A major decision that significantly impacts quality is the paring down of the Mazda6 line from three body styles to one. The five-door and wagon body styles got the axe, so all resources could focus on designing, engineering, and building a really good four-door. The result is a sporty sedan with fine driving manners, plenty of room, and a surfeit of features.
Generally speaking, vehicles wearing a Mazda badge know how to hustle. This sensation is amplified with the new 6. To go with its new larger size there are two new engines, both larger; a 2.5-liter four-cylinder with 170 horsepower is a bored and stroked version of the 2.3-liter four cylinder used in a variety of Mazdas. Other internal improvements helped increase fuel economy (20 mpg city/29 mpg highway for the manual, 21/30 mpg for the five-speed automatic) while improving the power output.
The 3.7-liter V-6 producing 272 horsepower is an engine we've come to like in the CX-9 crossover. This is the same core engine as used in the new Lincoln MKS and Ford Flex but is built by Mazda in Japan. The V-6 benefits from variable valve timing and other expected technologies (overhead cams, four valves per cylinder, etc.), but unlike some other vehicles in the class, it hits its horsepower target running on regular gas, not premium. Mileage is 17/25 mpg with the only available transmission, a six-speed automatic.

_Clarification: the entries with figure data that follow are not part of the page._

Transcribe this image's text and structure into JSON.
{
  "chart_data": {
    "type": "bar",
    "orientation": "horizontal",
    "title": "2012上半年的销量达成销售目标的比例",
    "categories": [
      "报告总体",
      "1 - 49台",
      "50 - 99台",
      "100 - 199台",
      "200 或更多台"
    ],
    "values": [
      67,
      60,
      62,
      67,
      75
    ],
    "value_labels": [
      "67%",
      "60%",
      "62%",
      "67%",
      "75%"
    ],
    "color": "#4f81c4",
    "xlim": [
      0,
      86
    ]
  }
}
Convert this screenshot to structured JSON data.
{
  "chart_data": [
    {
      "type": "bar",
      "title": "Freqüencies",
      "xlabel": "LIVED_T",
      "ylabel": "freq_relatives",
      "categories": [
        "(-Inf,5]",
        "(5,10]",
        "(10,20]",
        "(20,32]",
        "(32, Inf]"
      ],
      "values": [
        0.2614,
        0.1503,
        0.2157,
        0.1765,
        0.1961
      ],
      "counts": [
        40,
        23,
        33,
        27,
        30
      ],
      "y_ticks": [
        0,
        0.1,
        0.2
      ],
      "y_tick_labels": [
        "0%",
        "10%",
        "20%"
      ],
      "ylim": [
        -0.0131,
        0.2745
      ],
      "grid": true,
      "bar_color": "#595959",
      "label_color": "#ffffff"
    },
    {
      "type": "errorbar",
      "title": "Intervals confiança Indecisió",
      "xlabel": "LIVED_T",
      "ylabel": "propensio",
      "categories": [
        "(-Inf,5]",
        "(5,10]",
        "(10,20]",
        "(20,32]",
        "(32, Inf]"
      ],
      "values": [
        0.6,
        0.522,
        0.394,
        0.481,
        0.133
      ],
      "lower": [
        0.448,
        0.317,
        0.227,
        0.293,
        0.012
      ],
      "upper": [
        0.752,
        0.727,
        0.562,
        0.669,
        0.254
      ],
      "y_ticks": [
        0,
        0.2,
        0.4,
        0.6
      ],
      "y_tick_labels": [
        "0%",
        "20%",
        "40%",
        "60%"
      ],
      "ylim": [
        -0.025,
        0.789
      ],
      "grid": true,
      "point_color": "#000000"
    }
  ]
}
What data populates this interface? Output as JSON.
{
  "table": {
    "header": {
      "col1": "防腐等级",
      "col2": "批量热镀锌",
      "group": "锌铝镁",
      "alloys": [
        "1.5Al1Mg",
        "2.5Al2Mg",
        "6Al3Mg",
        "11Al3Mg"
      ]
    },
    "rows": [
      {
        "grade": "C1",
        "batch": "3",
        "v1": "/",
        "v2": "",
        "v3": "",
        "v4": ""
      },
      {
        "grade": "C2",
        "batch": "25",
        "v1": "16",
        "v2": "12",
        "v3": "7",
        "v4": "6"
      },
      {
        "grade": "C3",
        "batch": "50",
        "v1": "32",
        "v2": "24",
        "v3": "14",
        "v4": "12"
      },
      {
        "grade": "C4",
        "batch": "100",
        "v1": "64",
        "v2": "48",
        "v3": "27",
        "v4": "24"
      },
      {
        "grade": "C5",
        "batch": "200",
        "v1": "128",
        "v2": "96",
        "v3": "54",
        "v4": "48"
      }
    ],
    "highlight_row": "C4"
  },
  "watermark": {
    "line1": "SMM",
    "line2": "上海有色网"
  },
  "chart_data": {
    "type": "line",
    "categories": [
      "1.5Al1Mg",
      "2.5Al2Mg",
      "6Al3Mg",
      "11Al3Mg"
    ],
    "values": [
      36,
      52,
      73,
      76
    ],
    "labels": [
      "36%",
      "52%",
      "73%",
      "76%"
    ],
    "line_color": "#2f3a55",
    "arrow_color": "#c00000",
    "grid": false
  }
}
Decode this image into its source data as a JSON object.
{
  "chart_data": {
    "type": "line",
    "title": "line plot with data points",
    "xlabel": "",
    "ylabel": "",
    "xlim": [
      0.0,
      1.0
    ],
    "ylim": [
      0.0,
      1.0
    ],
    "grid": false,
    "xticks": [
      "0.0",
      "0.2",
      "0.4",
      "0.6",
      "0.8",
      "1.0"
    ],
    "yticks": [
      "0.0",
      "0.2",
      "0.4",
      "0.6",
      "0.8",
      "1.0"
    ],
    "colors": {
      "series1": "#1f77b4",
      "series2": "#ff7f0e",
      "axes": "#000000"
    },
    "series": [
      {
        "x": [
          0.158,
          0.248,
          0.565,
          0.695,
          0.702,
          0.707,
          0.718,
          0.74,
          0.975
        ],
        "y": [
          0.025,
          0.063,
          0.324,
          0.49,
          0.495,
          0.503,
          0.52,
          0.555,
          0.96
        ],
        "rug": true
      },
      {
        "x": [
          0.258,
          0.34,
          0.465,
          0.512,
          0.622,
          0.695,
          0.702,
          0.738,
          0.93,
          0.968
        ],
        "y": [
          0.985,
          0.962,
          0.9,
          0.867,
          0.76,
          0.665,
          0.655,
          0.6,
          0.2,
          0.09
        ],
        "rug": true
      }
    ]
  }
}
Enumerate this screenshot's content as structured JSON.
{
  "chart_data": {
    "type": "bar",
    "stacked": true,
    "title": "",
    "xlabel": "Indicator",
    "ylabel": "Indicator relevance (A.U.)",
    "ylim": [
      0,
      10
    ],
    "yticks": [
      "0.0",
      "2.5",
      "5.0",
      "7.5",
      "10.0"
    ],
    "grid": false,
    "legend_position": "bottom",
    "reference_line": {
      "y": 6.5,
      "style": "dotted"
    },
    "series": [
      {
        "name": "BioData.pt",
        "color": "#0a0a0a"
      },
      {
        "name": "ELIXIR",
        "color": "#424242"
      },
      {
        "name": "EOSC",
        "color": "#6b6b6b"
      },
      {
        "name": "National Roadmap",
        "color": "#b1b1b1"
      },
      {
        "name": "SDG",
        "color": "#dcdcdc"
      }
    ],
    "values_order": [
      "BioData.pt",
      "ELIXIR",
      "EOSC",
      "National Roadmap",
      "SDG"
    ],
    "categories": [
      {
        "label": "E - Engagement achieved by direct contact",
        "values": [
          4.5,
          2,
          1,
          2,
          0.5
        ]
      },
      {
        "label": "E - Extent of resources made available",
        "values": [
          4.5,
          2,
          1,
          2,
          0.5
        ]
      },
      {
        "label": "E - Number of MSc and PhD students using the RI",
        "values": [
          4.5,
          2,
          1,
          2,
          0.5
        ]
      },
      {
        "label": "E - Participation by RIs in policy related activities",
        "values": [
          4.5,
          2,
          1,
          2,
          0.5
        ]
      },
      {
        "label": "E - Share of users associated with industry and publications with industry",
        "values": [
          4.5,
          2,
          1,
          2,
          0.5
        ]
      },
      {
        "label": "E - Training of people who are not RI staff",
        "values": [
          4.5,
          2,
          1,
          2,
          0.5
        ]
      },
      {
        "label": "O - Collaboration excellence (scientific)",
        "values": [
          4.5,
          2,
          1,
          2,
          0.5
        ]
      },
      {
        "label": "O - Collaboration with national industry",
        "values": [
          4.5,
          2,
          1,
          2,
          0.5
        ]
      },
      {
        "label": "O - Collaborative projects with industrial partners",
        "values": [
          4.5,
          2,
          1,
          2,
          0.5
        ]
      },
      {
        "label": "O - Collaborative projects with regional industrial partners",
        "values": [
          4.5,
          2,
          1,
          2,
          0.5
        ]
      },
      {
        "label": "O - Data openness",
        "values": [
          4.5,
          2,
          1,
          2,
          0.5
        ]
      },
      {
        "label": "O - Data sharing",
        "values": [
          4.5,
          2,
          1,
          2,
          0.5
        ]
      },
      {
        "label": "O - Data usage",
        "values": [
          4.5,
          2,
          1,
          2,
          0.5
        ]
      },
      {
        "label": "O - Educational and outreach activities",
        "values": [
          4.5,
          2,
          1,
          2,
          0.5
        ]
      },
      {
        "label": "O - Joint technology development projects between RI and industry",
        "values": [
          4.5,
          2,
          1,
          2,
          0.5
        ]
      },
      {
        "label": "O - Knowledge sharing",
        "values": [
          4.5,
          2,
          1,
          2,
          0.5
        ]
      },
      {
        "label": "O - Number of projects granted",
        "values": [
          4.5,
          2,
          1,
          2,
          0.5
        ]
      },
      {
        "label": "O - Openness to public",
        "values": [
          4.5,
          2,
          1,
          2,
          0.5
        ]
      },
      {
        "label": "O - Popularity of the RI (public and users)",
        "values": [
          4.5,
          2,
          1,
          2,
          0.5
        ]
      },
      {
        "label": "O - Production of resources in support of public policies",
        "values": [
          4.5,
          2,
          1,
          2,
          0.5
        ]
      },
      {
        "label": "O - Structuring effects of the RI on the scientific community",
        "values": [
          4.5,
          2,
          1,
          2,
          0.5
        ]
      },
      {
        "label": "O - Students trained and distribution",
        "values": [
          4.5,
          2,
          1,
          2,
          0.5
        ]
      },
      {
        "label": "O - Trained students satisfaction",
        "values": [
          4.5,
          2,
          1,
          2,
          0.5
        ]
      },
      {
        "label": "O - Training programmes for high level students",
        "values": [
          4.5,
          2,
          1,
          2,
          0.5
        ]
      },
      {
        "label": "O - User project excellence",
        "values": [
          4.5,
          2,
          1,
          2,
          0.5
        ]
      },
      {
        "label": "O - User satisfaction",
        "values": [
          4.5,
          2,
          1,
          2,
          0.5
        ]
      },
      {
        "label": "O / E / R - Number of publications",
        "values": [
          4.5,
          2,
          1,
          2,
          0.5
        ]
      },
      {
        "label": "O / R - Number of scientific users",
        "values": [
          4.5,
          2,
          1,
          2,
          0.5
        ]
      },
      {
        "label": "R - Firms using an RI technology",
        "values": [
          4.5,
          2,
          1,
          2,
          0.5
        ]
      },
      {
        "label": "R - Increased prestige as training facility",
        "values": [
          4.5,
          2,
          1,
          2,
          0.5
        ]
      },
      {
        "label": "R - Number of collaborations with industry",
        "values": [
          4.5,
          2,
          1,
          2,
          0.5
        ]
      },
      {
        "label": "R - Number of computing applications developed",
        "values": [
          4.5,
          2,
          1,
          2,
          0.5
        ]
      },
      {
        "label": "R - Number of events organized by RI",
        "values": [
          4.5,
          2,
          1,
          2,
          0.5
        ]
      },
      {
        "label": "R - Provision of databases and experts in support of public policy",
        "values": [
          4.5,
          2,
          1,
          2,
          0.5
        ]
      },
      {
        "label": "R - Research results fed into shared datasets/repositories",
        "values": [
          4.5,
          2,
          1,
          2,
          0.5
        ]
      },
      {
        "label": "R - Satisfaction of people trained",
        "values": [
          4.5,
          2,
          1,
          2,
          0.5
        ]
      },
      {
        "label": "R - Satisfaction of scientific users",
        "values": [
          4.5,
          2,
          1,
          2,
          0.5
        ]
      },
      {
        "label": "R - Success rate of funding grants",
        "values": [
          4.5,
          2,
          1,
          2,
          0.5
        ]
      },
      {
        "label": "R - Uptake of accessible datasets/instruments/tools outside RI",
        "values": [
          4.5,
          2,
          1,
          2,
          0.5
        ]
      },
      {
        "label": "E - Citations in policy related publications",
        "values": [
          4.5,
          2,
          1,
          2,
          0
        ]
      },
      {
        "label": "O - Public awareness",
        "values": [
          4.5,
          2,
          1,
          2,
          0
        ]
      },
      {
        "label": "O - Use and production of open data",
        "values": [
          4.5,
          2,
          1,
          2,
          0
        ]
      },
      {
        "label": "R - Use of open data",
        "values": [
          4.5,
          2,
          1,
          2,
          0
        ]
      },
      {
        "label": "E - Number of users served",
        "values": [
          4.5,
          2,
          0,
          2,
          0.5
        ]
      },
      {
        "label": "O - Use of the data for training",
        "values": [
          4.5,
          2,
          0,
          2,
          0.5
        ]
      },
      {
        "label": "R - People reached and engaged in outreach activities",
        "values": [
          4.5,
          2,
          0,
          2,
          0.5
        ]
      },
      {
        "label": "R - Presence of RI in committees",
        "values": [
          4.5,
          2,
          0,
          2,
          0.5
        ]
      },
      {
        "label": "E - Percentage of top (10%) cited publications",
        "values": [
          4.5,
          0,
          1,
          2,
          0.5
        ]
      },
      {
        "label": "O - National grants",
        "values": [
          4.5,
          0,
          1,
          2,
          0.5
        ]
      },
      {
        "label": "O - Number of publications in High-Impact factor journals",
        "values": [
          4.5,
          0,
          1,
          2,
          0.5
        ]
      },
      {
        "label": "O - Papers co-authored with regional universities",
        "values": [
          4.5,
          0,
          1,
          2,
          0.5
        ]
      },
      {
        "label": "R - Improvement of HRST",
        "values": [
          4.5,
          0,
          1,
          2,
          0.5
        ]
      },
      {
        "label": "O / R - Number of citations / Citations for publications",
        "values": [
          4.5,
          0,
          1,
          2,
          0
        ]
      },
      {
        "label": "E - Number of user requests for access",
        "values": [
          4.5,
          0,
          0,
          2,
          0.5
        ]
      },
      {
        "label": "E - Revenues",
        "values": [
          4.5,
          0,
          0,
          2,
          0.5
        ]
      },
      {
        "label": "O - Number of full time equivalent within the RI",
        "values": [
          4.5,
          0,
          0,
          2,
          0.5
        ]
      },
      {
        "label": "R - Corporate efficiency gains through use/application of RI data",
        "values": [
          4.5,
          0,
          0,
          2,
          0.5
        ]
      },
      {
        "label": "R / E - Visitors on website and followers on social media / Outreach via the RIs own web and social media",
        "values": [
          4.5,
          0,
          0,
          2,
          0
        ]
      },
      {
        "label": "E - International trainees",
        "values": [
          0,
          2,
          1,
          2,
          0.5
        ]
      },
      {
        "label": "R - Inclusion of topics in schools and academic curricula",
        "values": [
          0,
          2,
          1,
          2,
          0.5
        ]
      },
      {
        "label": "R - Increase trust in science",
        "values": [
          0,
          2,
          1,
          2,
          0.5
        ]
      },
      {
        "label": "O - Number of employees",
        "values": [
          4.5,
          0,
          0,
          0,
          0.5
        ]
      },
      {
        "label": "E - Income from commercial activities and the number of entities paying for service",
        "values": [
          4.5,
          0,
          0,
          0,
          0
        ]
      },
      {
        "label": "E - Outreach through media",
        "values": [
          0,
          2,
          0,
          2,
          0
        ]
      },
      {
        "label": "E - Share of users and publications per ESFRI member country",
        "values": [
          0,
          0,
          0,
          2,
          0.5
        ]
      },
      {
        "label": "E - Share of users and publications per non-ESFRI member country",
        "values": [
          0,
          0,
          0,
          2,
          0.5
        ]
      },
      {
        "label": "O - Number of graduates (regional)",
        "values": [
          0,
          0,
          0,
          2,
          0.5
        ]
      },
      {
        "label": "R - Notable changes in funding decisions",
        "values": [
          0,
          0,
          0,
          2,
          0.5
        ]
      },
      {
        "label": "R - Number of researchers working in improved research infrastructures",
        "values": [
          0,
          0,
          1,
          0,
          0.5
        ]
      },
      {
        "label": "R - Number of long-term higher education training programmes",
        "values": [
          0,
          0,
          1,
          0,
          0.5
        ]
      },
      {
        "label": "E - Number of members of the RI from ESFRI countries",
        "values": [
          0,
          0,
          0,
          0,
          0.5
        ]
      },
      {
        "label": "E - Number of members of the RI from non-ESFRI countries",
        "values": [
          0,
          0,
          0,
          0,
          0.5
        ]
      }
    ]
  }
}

In a trend we're seeing across the industry, the 2.5-liter four-cylinder is available across the Mazda6 trim levels: Sport, Touring, and Grand Touring.
We drove each powertrain and liked them all. The 2.5-liter/six-speed package is good enough to make you want to drive a manual transmission car again (or for the first time). Mazda expects that about 12 percent of those selecting the four-cylinder will go with the manual. The other 88 percent don't know what they're missing. This combination feels light and lively while maintaining a civilized ride.
With the big six (the 3.7-liter is the largest V-6 available among the Mazda6's competitors) performance was certainly zoom-zoomier than with the four-cylinder. The 272 horsepower comes on strong. With the 18-inch wheels and tires that are standard on the Grand Touring trim level, handling is sharp for a mainstream sedan. The improved braking system burned off speed smoothly and with great pedal feel.
Styling inside and out highlight Mazda's more aggressive driving personality. The boldly contoured front fenders tastefully draw attention to the 6’s wider stance. The whole shape is aerodynamically smooth, with a Cd of only 0.27—well ahead of the current Toyota Camry at 0.29.
Inside, the cockpit is also sporty with hooded gauges and top-flight materials. The exterior's expanded dimensions pay big benefits inside, as the 2009 Mazda6 is now on par size-wise with all of its competitors. The new sedan's trunk is the largest in the class at 16.6 cubic feet, and when the rear seats are both folded, the practical cargo room expands dramatically.
Our time spent behind the wheel of the new Mazda6 indicates that the company's efforts have created a wholly competitive entrant that could easily steal sales from the leaders. However, this will only happen if non-gearheads discover it. The broader market has often overlooked Mazda's products, but this could be the company's chance to go mainstream and duke it out with the big boys.